Pascal a été et il devait aller jusque-là ; il devait pousser jusqu’à cette extrémité les principes qu’il avait embrassés, ou il aurait cru les abandonner : il eût été à ses propres yeux un disciple pusillanime de la grace.

Quand on a ainsi pénétré dans le cœur du jansénisme, on ne peut s’empêcher de sourire en voyant les efforts des modernes partisans de Pascal pour le défendre de l’accusation de scepticisme. Mais cette accusation, c’est son honneur : c’est votre défense qui lui serait une accusation d’infidélité aux deux grands principes du néant de la nature humaine et de la toute-puissance de la grace. Pour ces deux principes, Pascal et sa sœur auraient donné volontiers un peu plus que tous les systèmes de philosophie : ils auraient été heureux de donner leur sang.
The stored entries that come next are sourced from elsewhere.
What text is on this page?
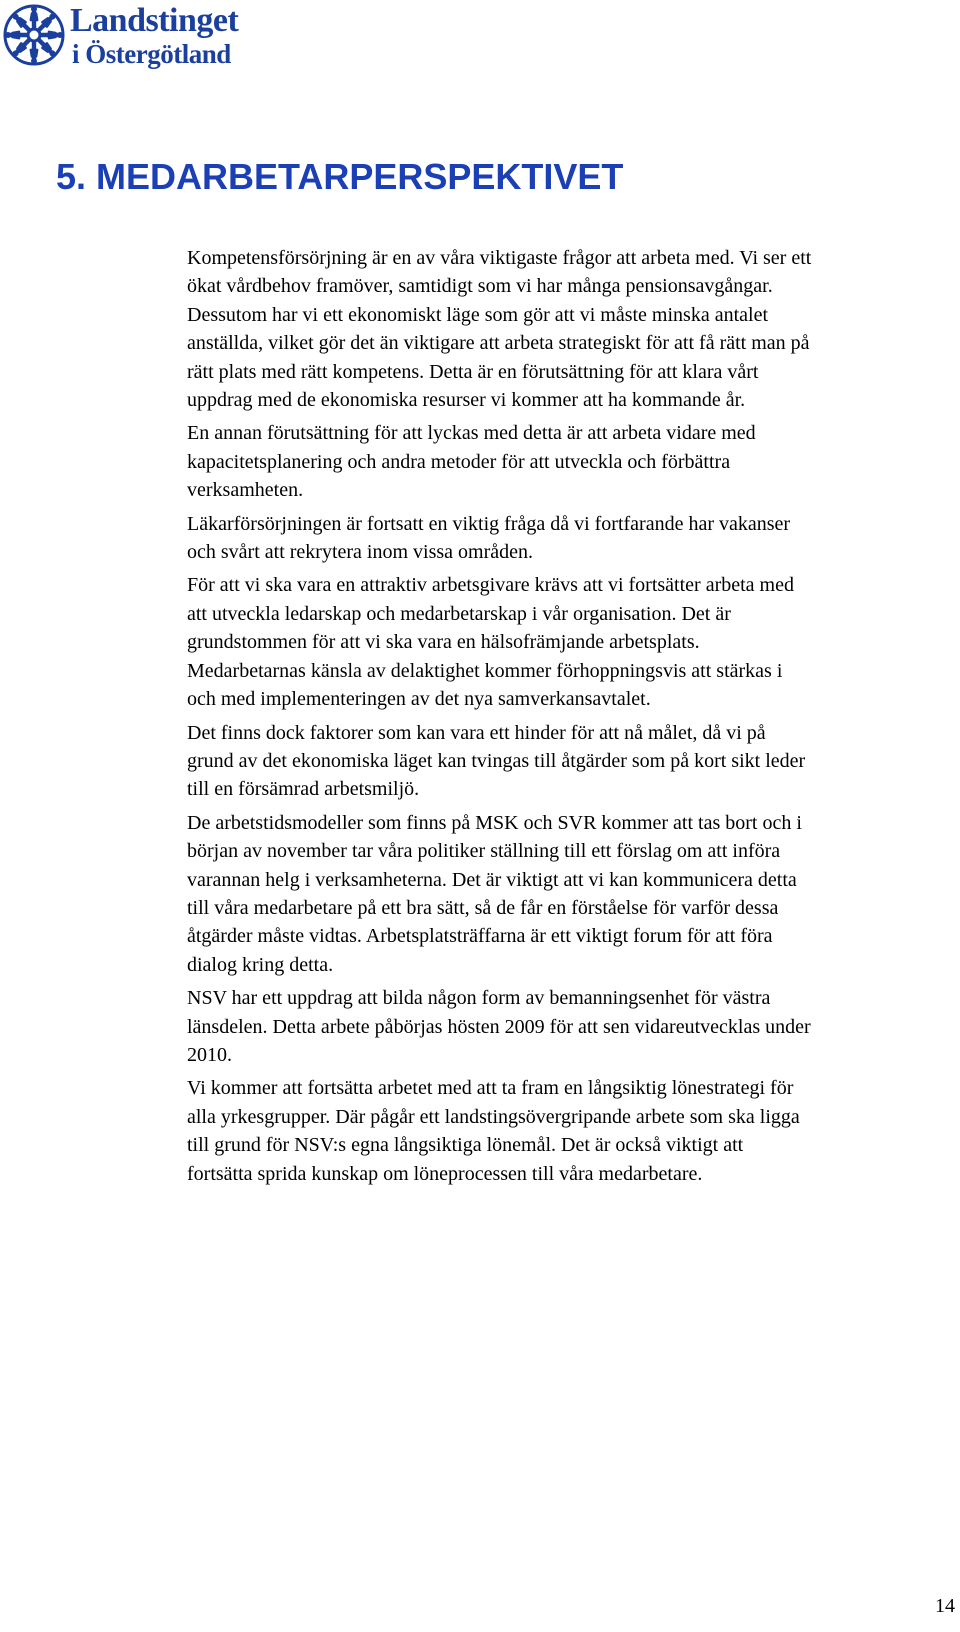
Landstinget
i Östergötland
5. MEDARBETARPERSPEKTIVET

Kompetensförsörjning är en av våra viktigaste frågor att arbeta med. Vi ser ett
ökat vårdbehov framöver, samtidigt som vi har många pensionsavgångar.
Dessutom har vi ett ekonomiskt läge som gör att vi måste minska antalet
anställda, vilket gör det än viktigare att arbeta strategiskt för att få rätt man på
rätt plats med rätt kompetens. Detta är en förutsättning för att klara vårt
uppdrag med de ekonomiska resurser vi kommer att ha kommande år.

En annan förutsättning för att lyckas med detta är att arbeta vidare med
kapacitetsplanering och andra metoder för att utveckla och förbättra
verksamheten.

Läkarförsörjningen är fortsatt en viktig fråga då vi fortfarande har vakanser
och svårt att rekrytera inom vissa områden.

För att vi ska vara en attraktiv arbetsgivare krävs att vi fortsätter arbeta med
att utveckla ledarskap och medarbetarskap i vår organisation. Det är
grundstommen för att vi ska vara en hälsofrämjande arbetsplats.
Medarbetarnas känsla av delaktighet kommer förhoppningsvis att stärkas i
och med implementeringen av det nya samverkansavtalet.

Det finns dock faktorer som kan vara ett hinder för att nå målet, då vi på
grund av det ekonomiska läget kan tvingas till åtgärder som på kort sikt leder
till en försämrad arbetsmiljö.

De arbetstidsmodeller som finns på MSK och SVR kommer att tas bort och i
början av november tar våra politiker ställning till ett förslag om att införa
varannan helg i verksamheterna. Det är viktigt att vi kan kommunicera detta
till våra medarbetare på ett bra sätt, så de får en förståelse för varför dessa
åtgärder måste vidtas. Arbetsplatsträffarna är ett viktigt forum för att föra
dialog kring detta.

NSV har ett uppdrag att bilda någon form av bemanningsenhet för västra
länsdelen. Detta arbete påbörjas hösten 2009 för att sen vidareutvecklas under
2010.

Vi kommer att fortsätta arbetet med att ta fram en långsiktig lönestrategi för
alla yrkesgrupper. Där pågår ett landstingsövergripande arbete som ska ligga
till grund för NSV:s egna långsiktiga lönemål. Det är också viktigt att
fortsätta sprida kunskap om löneprocessen till våra medarbetare.

14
Faibles esprits, qui ne connaissez ni Port-Royal ni le XVIIe siècle ! vous ne vous doutez pas que vos outrageantes apologies enlèvent à Port-Royal son vrai caractère, et au pénitent de M. Singlin,

  1. Voyez le papier trouvé sur Pascal, et que nous avons rappelé dans notre premier article, p. 1033.
  2. Ibid., p. 1031.
  3. Ibid., p. 1033.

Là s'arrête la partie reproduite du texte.